Here is a geologic column from the John Day area from the upper Clarno formation in the Eocene time. We can see the various layers that form the formation and their thicknesses. We also see characteristic fossils found at the different levels. This informs us about the age of the rock and the fossils. It also tells us about the climate at the time.

This cave is the result of volcanism during the Pliocene or Pleistocene time (within the last 13 million years). “Tubes and tunnels in basalt occur as molten lava cools to form a solid crust on the surface even as the hot lava stream continues to run out deep in the flow. As volcanic activity producing the lava ceases, the tube is drained leaving the cave or cavern.” For the tunnel to form the lava needs to be thick and syrupy and are most often found in pahoehoe flows. Malheur cave intersects the water table and so creates an underground lake.

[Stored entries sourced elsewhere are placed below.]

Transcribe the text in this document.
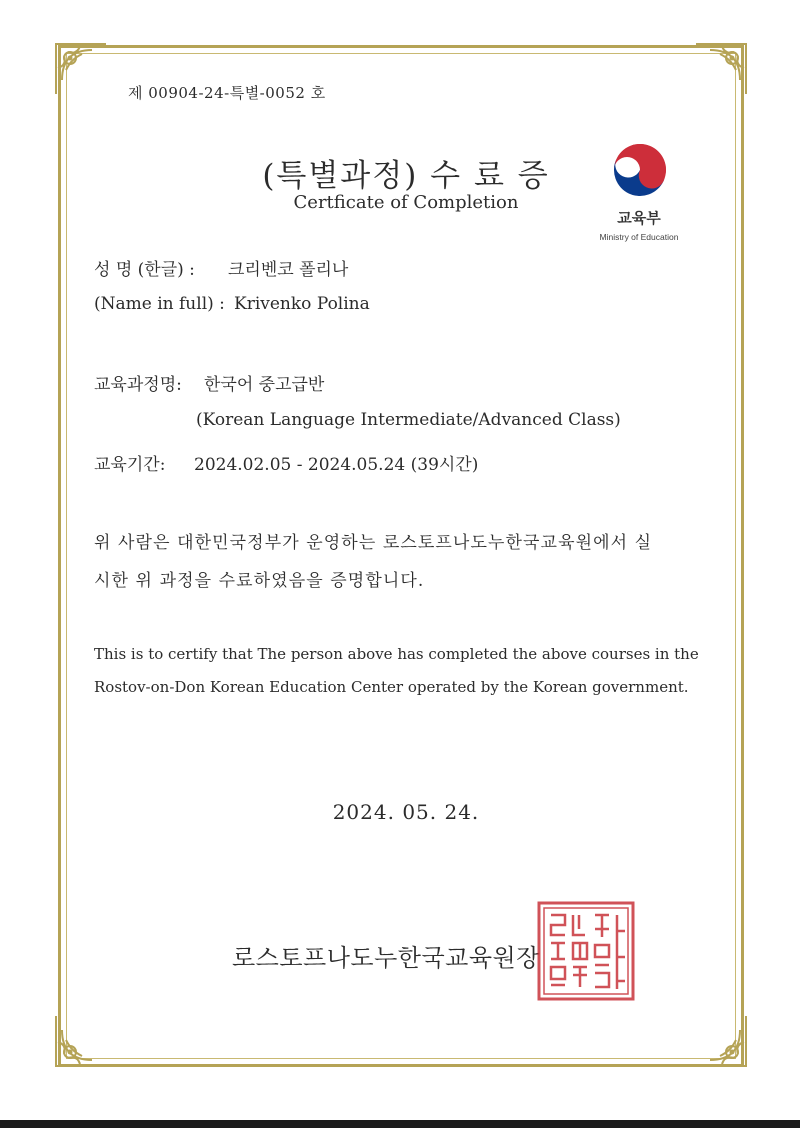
제 00904-24-특별-0052 호
(특별과정) 수 료 증
Certficate of Completion
교육부
Ministry of Education
성 명 (한글) : 크리벤코 폴리나
(Name in full) : Krivenko Polina
교육과정명: 한국어 중고급반
(Korean Language Intermediate/Advanced Class)
교육기간: 2024.02.05 - 2024.05.24 (39시간)
위 사람은 대한민국정부가 운영하는 로스토프나도누한국교육원에서 실
시한 위 과정을 수료하였음을 증명합니다.
This is to certify that The person above has completed the above courses in the
Rostov-on-Don Korean Education Center operated by the Korean government.
2024. 05. 24.
로스토프나도누한국교육원장
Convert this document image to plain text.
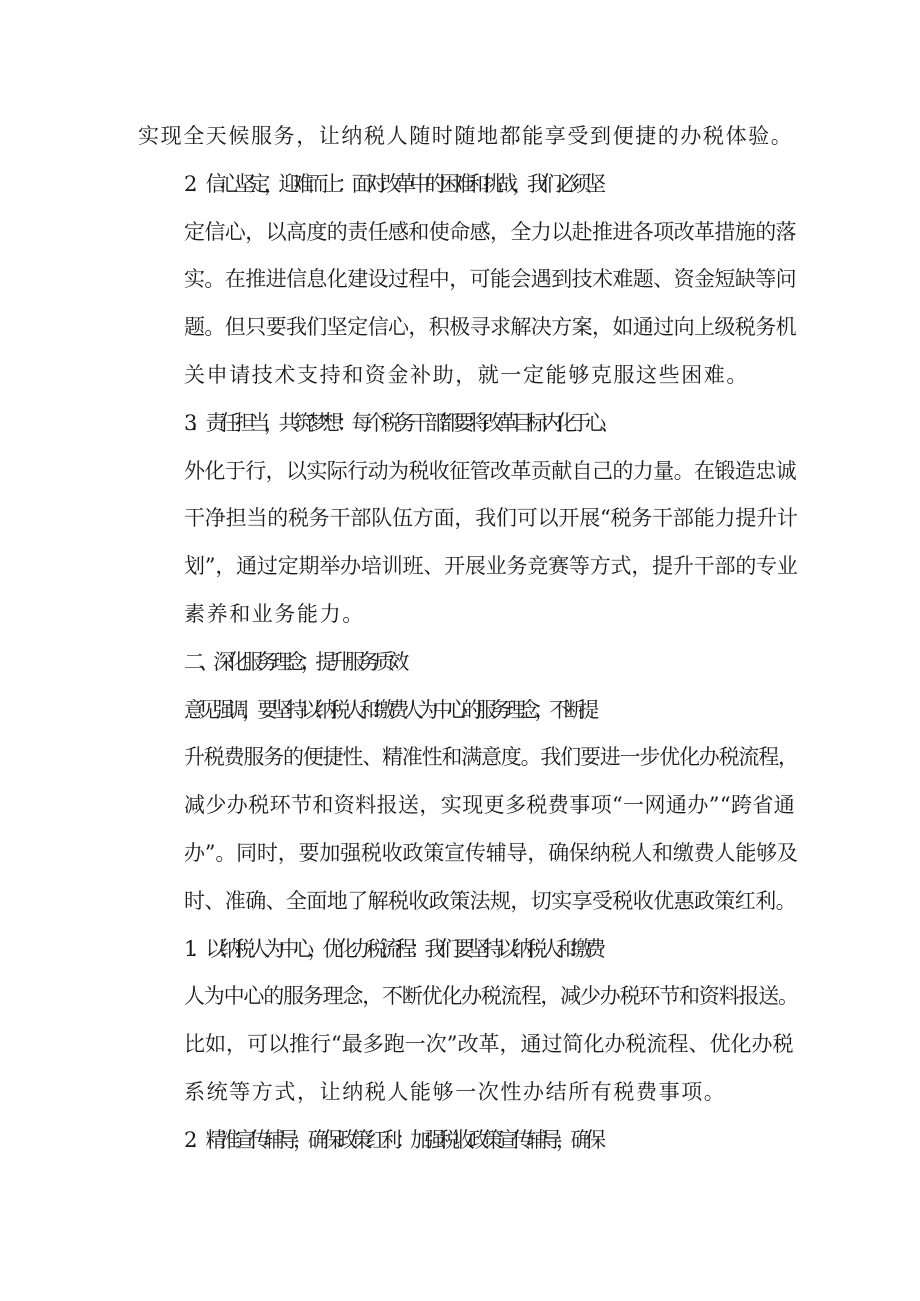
实现全天候服务，让纳税人随时随地都能享受到便捷的办税体验。
2．信心坚定，迎难而上：面对改革中的困难和挑战，我们必须坚
定信心，以高度的责任感和使命感，全力以赴推进各项改革措施的落
实。在推进信息化建设过程中，可能会遇到技术难题、资金短缺等问
题。但只要我们坚定信心，积极寻求解决方案，如通过向上级税务机
关申请技术支持和资金补助，就一定能够克服这些困难。
3．责任担当，共筑梦想：每个税务干部都要将改革目标内化于心、
外化于行，以实际行动为税收征管改革贡献自己的力量。在锻造忠诚
干净担当的税务干部队伍方面，我们可以开展“税务干部能力提升计
划”，通过定期举办培训班、开展业务竞赛等方式，提升干部的专业
素养和业务能力。
二、深化服务理念，提升服务质效
意见强调，要坚持以纳税人和缴费人为中心的服务理念，不断提
升税费服务的便捷性、精准性和满意度。我们要进一步优化办税流程，
减少办税环节和资料报送，实现更多税费事项“一网通办”“跨省通
办”。同时，要加强税收政策宣传辅导，确保纳税人和缴费人能够及
时、准确、全面地了解税收政策法规，切实享受税收优惠政策红利。
1．以纳税人为中心，优化办税流程：我们要坚持以纳税人和缴费
人为中心的服务理念，不断优化办税流程，减少办税环节和资料报送。
比如，可以推行“最多跑一次”改革，通过简化办税流程、优化办税
系统等方式，让纳税人能够一次性办结所有税费事项。
2．精准宣传辅导，确保政策红利：加强税收政策宣传辅导，确保
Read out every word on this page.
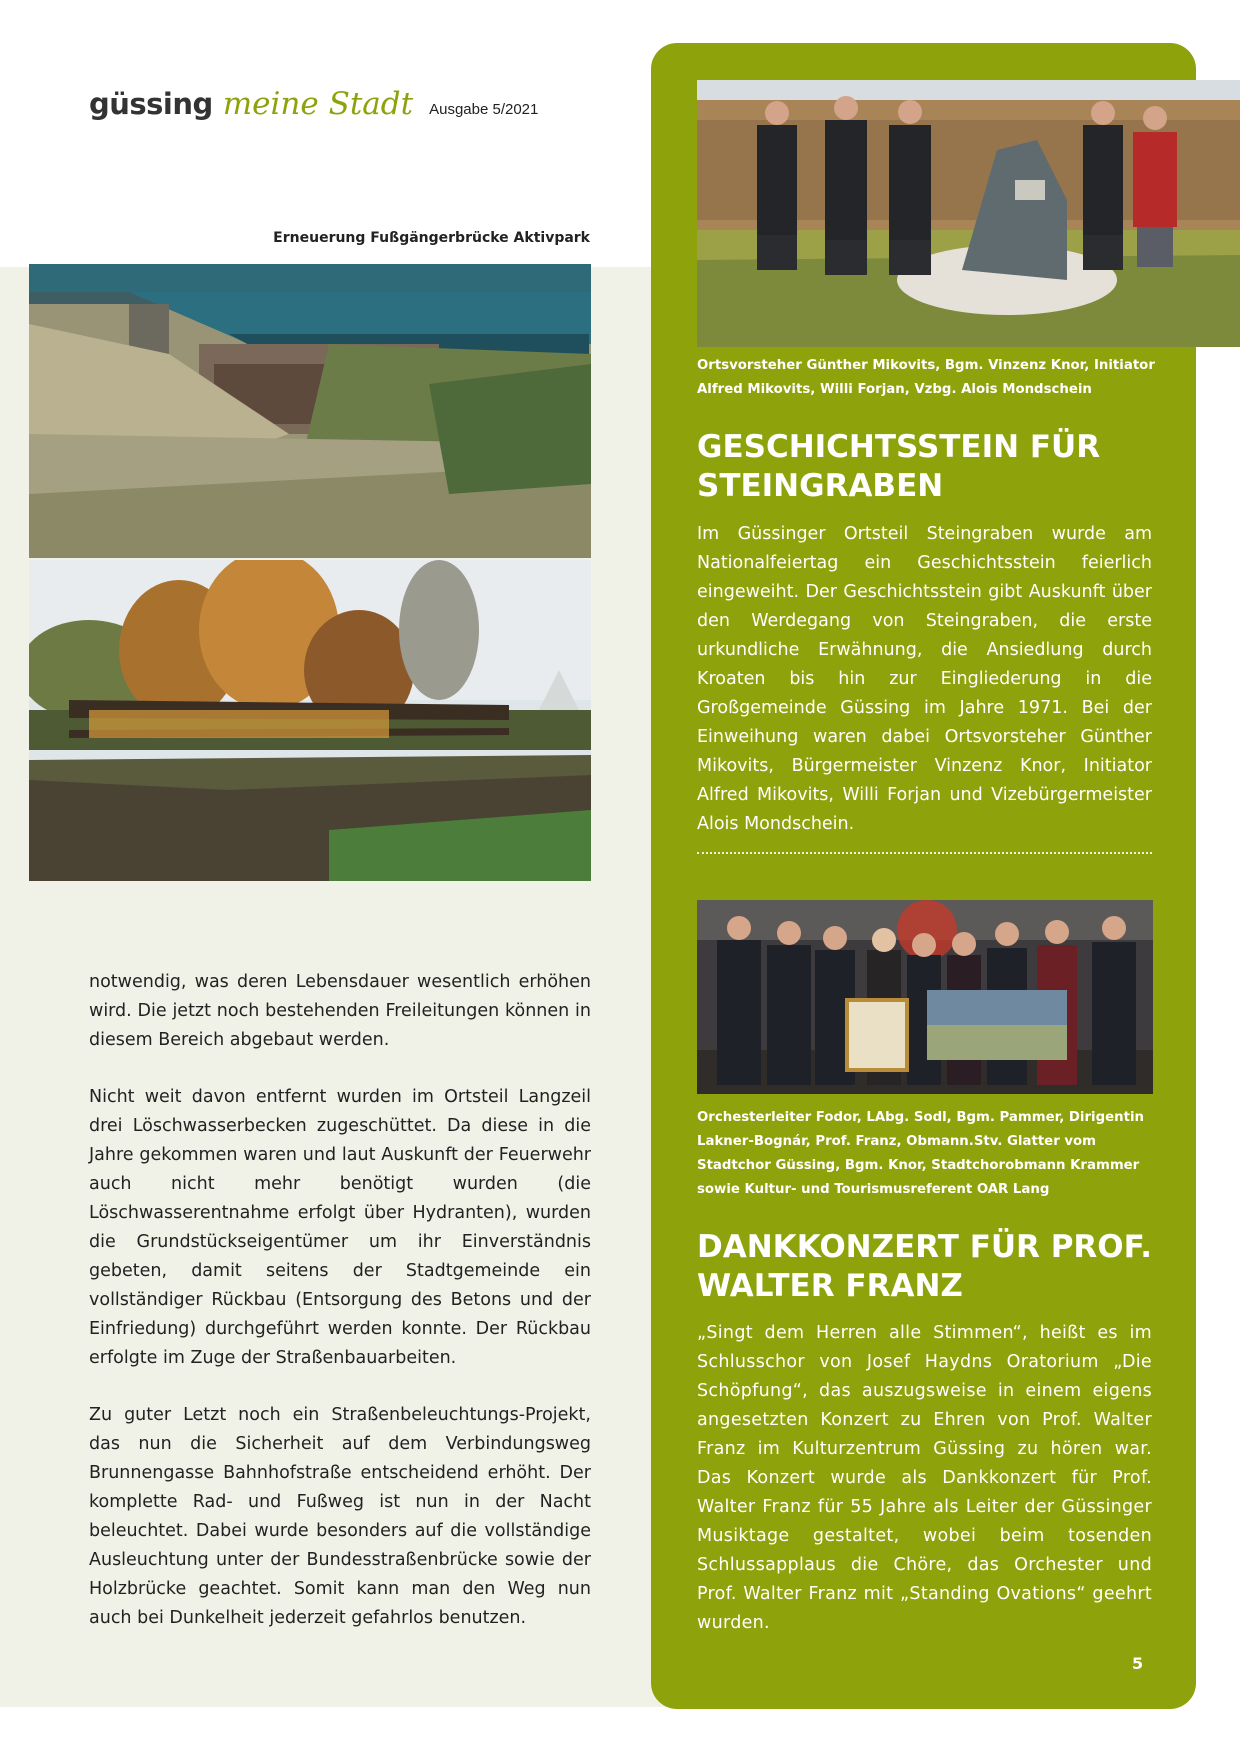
güssing meine Stadt Ausgabe 5/2021
Erneuerung Fußgängerbrücke Aktivpark

notwendig, was deren Lebensdauer wesentlich erhöhen wird. Die jetzt noch bestehenden Freileitungen können in diesem Bereich abgebaut werden.

Nicht weit davon entfernt wurden im Ortsteil Langzeil drei Löschwasserbecken zugeschüttet. Da diese in die Jahre gekommen waren und laut Auskunft der Feuerwehr auch nicht mehr benötigt wurden (die Löschwasserentnahme erfolgt über Hydranten), wurden die Grundstückseigentümer um ihr Einverständnis gebeten, damit seitens der Stadtgemeinde ein vollständiger Rückbau (Entsorgung des Betons und der Einfriedung) durchgeführt werden konnte. Der Rückbau erfolgte im Zuge der Straßenbauarbeiten.

Zu guter Letzt noch ein Straßenbeleuchtungs-Projekt, das nun die Sicherheit auf dem Verbindungsweg Brunnengasse Bahnhofstraße entscheidend erhöht. Der komplette Rad- und Fußweg ist nun in der Nacht beleuchtet. Dabei wurde besonders auf die vollständige Ausleuchtung unter der Bundesstraßenbrücke sowie der Holzbrücke geachtet. Somit kann man den Weg nun auch bei Dunkelheit jederzeit gefahrlos benutzen.

Ortsvorsteher Günther Mikovits, Bgm. Vinzenz Knor, Initiator Alfred Mikovits, Willi Forjan, Vzbg. Alois Mondschein
GESCHICHTSSTEIN FÜR STEINGRABEN
Im Güssinger Ortsteil Steingraben wurde am Nationalfeiertag ein Geschichtsstein feierlich eingeweiht. Der Geschichtsstein gibt Auskunft über den Werdegang von Steingraben, die erste urkundliche Erwähnung, die Ansiedlung durch Kroaten bis hin zur Eingliederung in die Großgemeinde Güssing im Jahre 1971. Bei der Einweihung waren dabei Ortsvorsteher Günther Mikovits, Bürgermeister Vinzenz Knor, Initiator Alfred Mikovits, Willi Forjan und Vizebürgermeister Alois Mondschein.
Orchesterleiter Fodor, LAbg. Sodl, Bgm. Pammer, Dirigentin Lakner-Bognár, Prof. Franz, Obmann.Stv. Glatter vom Stadtchor Güssing, Bgm. Knor, Stadtchorobmann Krammer sowie Kultur- und Tourismusreferent OAR Lang
DANKKONZERT FÜR PROF. WALTER FRANZ
„Singt dem Herren alle Stimmen“, heißt es im Schlusschor von Josef Haydns Oratorium „Die Schöpfung“, das auszugsweise in einem eigens angesetzten Konzert zu Ehren von Prof. Walter Franz im Kulturzentrum Güssing zu hören war. Das Konzert wurde als Dankkonzert für Prof. Walter Franz für 55 Jahre als Leiter der Güssinger Musiktage gestaltet, wobei beim tosenden Schlussapplaus die Chöre, das Orchester und Prof. Walter Franz mit „Standing Ovations“ geehrt wurden.
5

Diamond Craters Lava Field is called “one of the most dramatic of Oregon’s volcanic attractions, displaying a varied landscape produced by late Miocene to Pleistocene eruptions.” (about 9 million years ago this began and continued to about 2 mya.) Named for the diamond shaped cattle brand owned by an early settler. Within 22 sq miles there are over 100 cinder cones and craters. About 9 mya vents in the area opened and spewed out enough ash and lava to cover 7000 sq miles up to 130 ft thick. About 2500 years ago there were a number of eplosions and intrusions forming cinder cones and vast new lava flows. This bowed the ground surface forming domes.

Pahoehoe looks like a lava fall rippling over the edge of small cliffs. Channels and tubes are abundant in such flows.